Julea Ward, a graduate student in the counseling program at Eastern Michigan University, was expelled from the program. She had referred a homosexual client to another counselor since she would have been in the position of affirming the client’s sexual orientation as being morally acceptable, something that Ms. Ward did not accept due to her religious beliefs. Although the counseling program has a non-discriminatory policy on “sexual orientation,” there were procedures in place for a student to refer a client in case of values conflicts. Instead the university’s counseling program showed its intolerance for traditional Christian belief on the moral unacceptability of practicing homosexuality.
Ms. Ward sued, and the initial court ruling was in favor of the university. However, today a ruling from the United States Court of Appeals for the Sixth Circuit reversed the lower court’s ruling. In his opinion, Circuit Court Judge Jeffrey S. Sutton made it clear that tolerance is not a one-way street, and that the university was punishing Ms. Ward for her religious beliefs.

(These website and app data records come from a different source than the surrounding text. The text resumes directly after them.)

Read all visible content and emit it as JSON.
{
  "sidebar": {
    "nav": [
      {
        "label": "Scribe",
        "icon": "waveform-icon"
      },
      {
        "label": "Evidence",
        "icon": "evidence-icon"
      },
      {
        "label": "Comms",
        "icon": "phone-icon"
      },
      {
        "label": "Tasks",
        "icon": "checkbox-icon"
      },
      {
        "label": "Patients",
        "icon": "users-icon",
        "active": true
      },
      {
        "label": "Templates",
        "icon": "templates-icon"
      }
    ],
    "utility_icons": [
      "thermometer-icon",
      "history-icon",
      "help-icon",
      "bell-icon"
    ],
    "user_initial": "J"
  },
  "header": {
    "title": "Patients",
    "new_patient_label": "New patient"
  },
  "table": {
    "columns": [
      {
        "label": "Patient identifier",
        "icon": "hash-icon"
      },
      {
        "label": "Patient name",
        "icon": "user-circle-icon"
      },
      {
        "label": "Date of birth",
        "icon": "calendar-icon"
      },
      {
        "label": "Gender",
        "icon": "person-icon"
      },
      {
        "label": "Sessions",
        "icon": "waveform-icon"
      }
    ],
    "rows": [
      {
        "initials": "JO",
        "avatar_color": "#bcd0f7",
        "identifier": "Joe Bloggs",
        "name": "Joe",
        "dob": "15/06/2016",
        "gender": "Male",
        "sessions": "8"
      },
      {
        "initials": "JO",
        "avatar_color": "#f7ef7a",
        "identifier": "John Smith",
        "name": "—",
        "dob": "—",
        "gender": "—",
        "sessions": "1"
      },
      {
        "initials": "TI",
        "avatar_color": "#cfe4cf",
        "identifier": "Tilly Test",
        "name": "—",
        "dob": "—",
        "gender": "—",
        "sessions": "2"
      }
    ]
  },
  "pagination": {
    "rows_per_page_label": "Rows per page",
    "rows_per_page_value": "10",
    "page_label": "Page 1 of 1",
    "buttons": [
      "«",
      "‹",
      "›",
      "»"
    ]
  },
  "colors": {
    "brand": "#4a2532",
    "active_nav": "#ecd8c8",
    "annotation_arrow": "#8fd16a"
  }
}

This marks a significant victory for freedom of speech and freedom of religion in academia. Many academics are products of the mindset of the 1960s, with its transvaluation of values and its support of positions inimical to those of traditional Christianity. It is far to say that many academics hate traditional Christianity and traditional morality concerning sexual ethics. Such vitriolic hated expresses itself in intimidation and sometimes dismissal of students and faculty who disagree with the “New Puritanism” (as my late friend Marion Montgomery called it) in academia. Often, when people like Ms. Ward fight back, they win in court (though with the radicalism of Mr. Obama’s appointees this may change in the future). Traditionalists in academia, both among faculty and students, should, of course, pick their battles, but when it becomes time to fight, they should fight aggressively. There are organizations such as the Foundation for Individual Rights in Education (FIRE) and the National Association of Scholars (NAS) who lend support for academics unfairly treated due to dogmatic ideology in academia. These organizations give hope to faculty and students who face discrimination, and the Sixth Circuit Court ruling today is a breath of fresh air.